CULTURA

Veronese e il territorio Veneto

Padova non è la città natale di Paolo Caliari, detto il Veronese. Non è nemmeno il teatro principale della sua attività di pittore. Veronese di nascita, appunto, l’artista aveva stabilito la sua bottega a Venezia nel 1553, ma nel frattempo lavorava anche a Padova, dove fu attivo per più di un ventennio – fra gli anni Cinquanta e Settanta circa – grazie soprattutto alla committenza benedettina. L’artista ha lasciato in città testimonianze preziose, soprattutto a Santa Giustina e a Praglia, ma anche in altre sedi religiose, così come in residenze private. Un ventennio padovano di colori luminosi, di luce solare pomeridiana, gialla e calda testimone di accostamenti cromatici arditi e preziosi, di composizioni complesse sottolineate da una spontanea intuizione dei contrasti fra luci e ombre. Un ventennio felice in cui la fama di Veronese crebbe e si radicò, generando un mito persistente nel tempo. 

La mostra che si apre in questi giorni in città,Veronese e Padova. L’artista, la committenza e la sua fortuna, racconta dunque la vicenda e la fortuna padovane del Caliari, la sua opera e quella dei suoi seguaci, creatori di un’eco che non si esaurì negli anni successivi alla morte dell’artista, ma che si protrasse per secoli. Tradotto talora da interpreti brillanti, talvolta invece con esiti dal sapore provinciale, il linguaggio veronesiano attraversò Sei e Settecento nelle tele di Zelotti, Varotari, Damini, Pellegrini, Fasolo, Fumiani, Ricci, Lefèvre; si prolungò nell’Ottocento attraverso le stampe di incisori italiani e stranieri, talvolta uniche testimonianze iconografiche di lavori perduti.

La mostra padovana, che fa parte di un vasto progetto di iniziative legate alla figura di Veronese in Veneto, è dunque fortemente legata al territorio e ai suoi attori - artisti e committenti – che testimoniano una qualità pittorica di livello internazionale.

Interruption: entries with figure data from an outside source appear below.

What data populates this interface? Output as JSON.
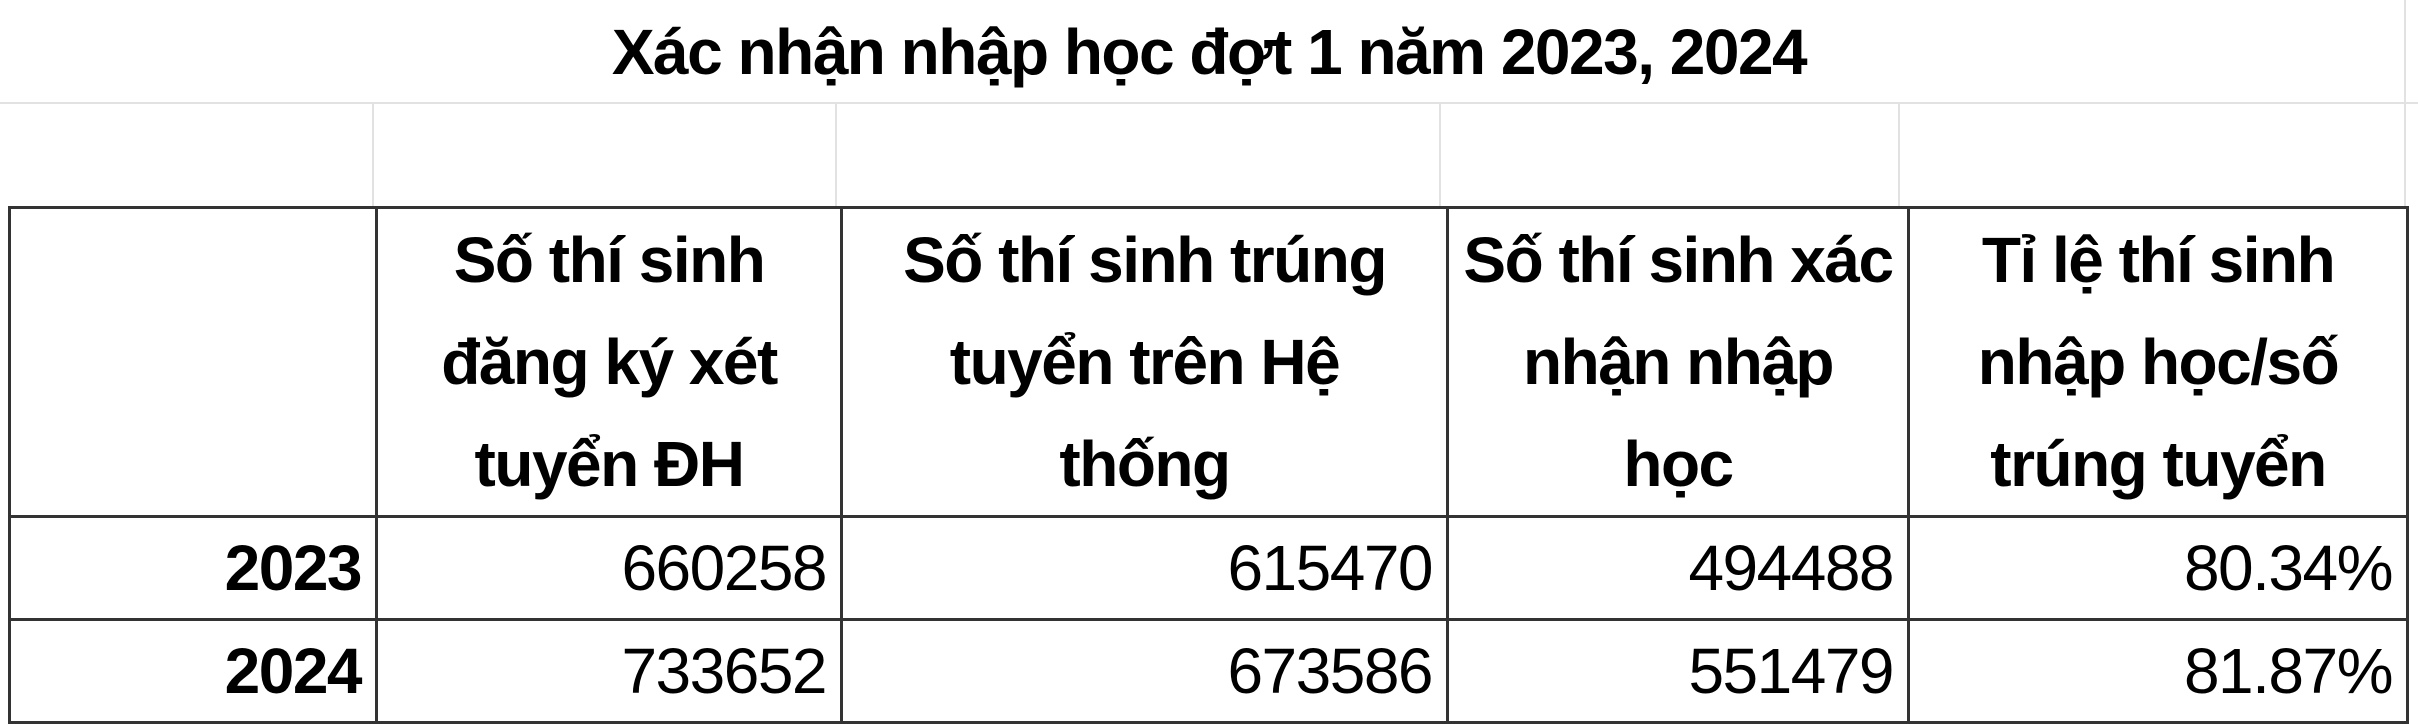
{
  "title": "Xác nhận nhập học đợt 1 năm 2023, 2024",
  "table": {
    "headers": [
      "",
      "Số thí sinh đăng ký xét tuyển ĐH",
      "Số thí sinh trúng tuyển trên Hệ thống",
      "Số thí sinh xác nhận nhập học",
      "Tỉ lệ thí sinh nhập học/số trúng tuyển"
    ],
    "rows": [
      [
        "2023",
        "660258",
        "615470",
        "494488",
        "80.34%"
      ],
      [
        "2024",
        "733652",
        "673586",
        "551479",
        "81.87%"
      ]
    ]
  }
}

È il Martirio di Santa Giustina, di proprietà dei Musei civici padovani, la gemma della mostra: “Una prova spettacolare, pur nelle piccole dimensioni” la definisce Giovanna Baldissini Molli. È colore artificioso che si sovrappone nelle vesti, nei turbanti, nelle armature, nel drappo blu di una Giustina che, pugnalata al petto, ruota gli occhi al cielo; nello sfondo una carrozza da Cenerentola, architetture improbabili, tridimensionalità annullate e interpretate. Una tela sorprendente, priva dell’ufficialità di altre prove successive sullo stesso tema. 

E poi incuriosisce la vicenda del legame fra la grande tela raffigurante L’ascensione di Cristo e quella degli Undici apostoli,  riunite a Padova dopo quasi quattro secoli. La prima era inizialmente opera esclusivamente del Veronese, ma la sua porzione inferiore, trafugata dopo la morte dell’autore, venne completata nel 1625 dall’interprete veronesiano più autorevole, Pietro Damini di Castelfranco. Del frammento rubato si persero le tracce fino agli anni Sessanta del Novecento, quando venne identificato negli Undici apostoli custodito nella Galleria Nazionale di Praga. È un accostamento paradigmatico quello delle due tele, l’opera del maestro e l’interpretazione – non la copia – della sua pittura da parte di un suo seguace. Gli esiti sono inevitabilmente piuttosto lontani, soprattutto a causa dell’annullamento, da parte del Damini, della costruzione a spirale realizzata invece dal maestro, che “avvita” le figure dal basso a sinistra verso l’alto.

A sinistra: Paolo Caliari detto Paolo Veronese e Pietro Damini, L’Ascensione di Cristo A destra: Paolo Caliari, detto Paolo Veronese, Ascensione (Undici apostoli)

“Nui pittori ci pigliamo licentia che si pigliano i poeti e i matti”, si giustificava Paolo Veronese nel 1573 davanti al tribunale dell’Inquisizione, accusato di poca ortodossia nella raffigurazione dell’Ultima cena. Iniziava in quel momento un cambiamento nella vita, nello stile, nella psicologia dell’artista, che da lì a pochi anni condusse a un passaggio di consegne alla propria bottega e ai suoi diretti eredi: i figli Carletto e Gabriele e il fratello Benedetto, gli Haeredes Pauli. Dagli anni Ottanta la sua pittura era mutata, dimenticando le tinte calde e accese per essere invasa dalle luci fredde e livide del crepuscolo. La sua bottega era fiorente, ma Paolo Caliari morì nel 1588. Emulatori, seguaci, copisti, interpreti rifletterono la sua lezione, perpetuandola.